BACKGROUND: Mothers parenting children with leukemia face innumerable challenges in meeting their own personal needs, as well as the needs of their ill child.
OBJECTIVE: To explore the lived experiences of Omani mothers who are parenting children with leukemia, using interpretative phenomenological analysis design.
METHODS: Data were collected from 10 mothers who were parenting children with leukemia who shared their experiences through a face-to-face recorded interview. Data were analyzed using the interpretative phenomenological analysis approach methods.
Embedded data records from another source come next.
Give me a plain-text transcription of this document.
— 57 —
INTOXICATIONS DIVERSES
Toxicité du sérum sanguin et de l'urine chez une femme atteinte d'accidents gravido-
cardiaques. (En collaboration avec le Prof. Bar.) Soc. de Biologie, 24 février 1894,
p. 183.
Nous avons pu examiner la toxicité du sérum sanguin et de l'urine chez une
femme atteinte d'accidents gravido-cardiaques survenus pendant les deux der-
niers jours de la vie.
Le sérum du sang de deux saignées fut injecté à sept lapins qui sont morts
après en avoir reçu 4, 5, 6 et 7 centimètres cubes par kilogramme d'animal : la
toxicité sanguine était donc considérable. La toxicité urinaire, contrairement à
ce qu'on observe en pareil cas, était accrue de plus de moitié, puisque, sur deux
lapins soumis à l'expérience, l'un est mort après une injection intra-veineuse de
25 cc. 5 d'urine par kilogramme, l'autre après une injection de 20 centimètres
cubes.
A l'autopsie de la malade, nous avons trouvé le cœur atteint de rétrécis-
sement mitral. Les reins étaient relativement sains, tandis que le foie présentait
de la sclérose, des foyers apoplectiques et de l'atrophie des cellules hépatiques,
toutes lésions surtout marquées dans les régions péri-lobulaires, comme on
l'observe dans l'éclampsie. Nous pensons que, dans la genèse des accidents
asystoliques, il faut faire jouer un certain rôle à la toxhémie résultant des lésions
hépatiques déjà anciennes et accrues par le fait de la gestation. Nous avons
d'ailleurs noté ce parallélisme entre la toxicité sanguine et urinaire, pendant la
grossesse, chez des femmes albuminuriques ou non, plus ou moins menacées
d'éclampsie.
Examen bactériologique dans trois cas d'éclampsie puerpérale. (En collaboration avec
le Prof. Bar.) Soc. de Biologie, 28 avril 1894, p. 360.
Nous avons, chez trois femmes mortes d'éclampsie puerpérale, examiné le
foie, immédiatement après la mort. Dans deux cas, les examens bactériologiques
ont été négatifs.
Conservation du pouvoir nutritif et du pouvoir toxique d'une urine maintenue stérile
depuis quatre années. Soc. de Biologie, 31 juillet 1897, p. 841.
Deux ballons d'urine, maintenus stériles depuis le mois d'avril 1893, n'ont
RESULTS: Three main themes emerged from the mothers' experiences: (1) unexpected shocking diagnosis; (2) life is not the same anymore; and (3) viable support systems. Mothers found their child's diagnosis to be shocking and terrifying. The diagnosis and treatment cast a shadow on the mothers' lives. Mothers abandoned their work and left their healthy children to their spouses. Mothers relied on other mothers also parenting children with cancer and on the support of the extended family and health team members to cope and prayed to God to help them overcome the calamity.
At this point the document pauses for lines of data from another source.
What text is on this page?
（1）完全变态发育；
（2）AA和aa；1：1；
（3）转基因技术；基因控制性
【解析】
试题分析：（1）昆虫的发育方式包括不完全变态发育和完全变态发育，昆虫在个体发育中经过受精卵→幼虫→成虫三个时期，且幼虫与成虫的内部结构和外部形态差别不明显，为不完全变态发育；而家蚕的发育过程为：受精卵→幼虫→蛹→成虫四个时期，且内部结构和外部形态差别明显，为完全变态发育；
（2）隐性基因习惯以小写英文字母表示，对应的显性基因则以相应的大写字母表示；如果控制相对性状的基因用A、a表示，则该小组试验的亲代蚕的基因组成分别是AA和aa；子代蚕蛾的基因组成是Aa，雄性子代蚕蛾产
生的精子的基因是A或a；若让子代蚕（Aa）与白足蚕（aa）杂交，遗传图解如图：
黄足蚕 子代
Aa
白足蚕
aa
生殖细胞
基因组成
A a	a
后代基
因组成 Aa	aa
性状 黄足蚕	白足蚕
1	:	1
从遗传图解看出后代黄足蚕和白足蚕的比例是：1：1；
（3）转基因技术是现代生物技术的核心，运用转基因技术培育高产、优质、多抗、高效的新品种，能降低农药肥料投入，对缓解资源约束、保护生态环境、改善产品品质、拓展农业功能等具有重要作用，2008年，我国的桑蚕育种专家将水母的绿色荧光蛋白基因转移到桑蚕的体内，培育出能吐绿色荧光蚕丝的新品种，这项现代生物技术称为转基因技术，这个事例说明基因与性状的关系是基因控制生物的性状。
CONCLUSION: The mothers perceived their life as changing immediately upon hearing their child's cancer diagnosis as they experienced a plethora of emotions. They sought support at various points during their child's illness to cope and overcome the challenges during the cancer treatment journey.
IMPLICATIONS FOR PRACTICE: Pediatric oncology nurses can support mothers during their transition to caring for a child with leukemia and can provide the needed support to reduce maternal distress and increase effective coping with the challenges.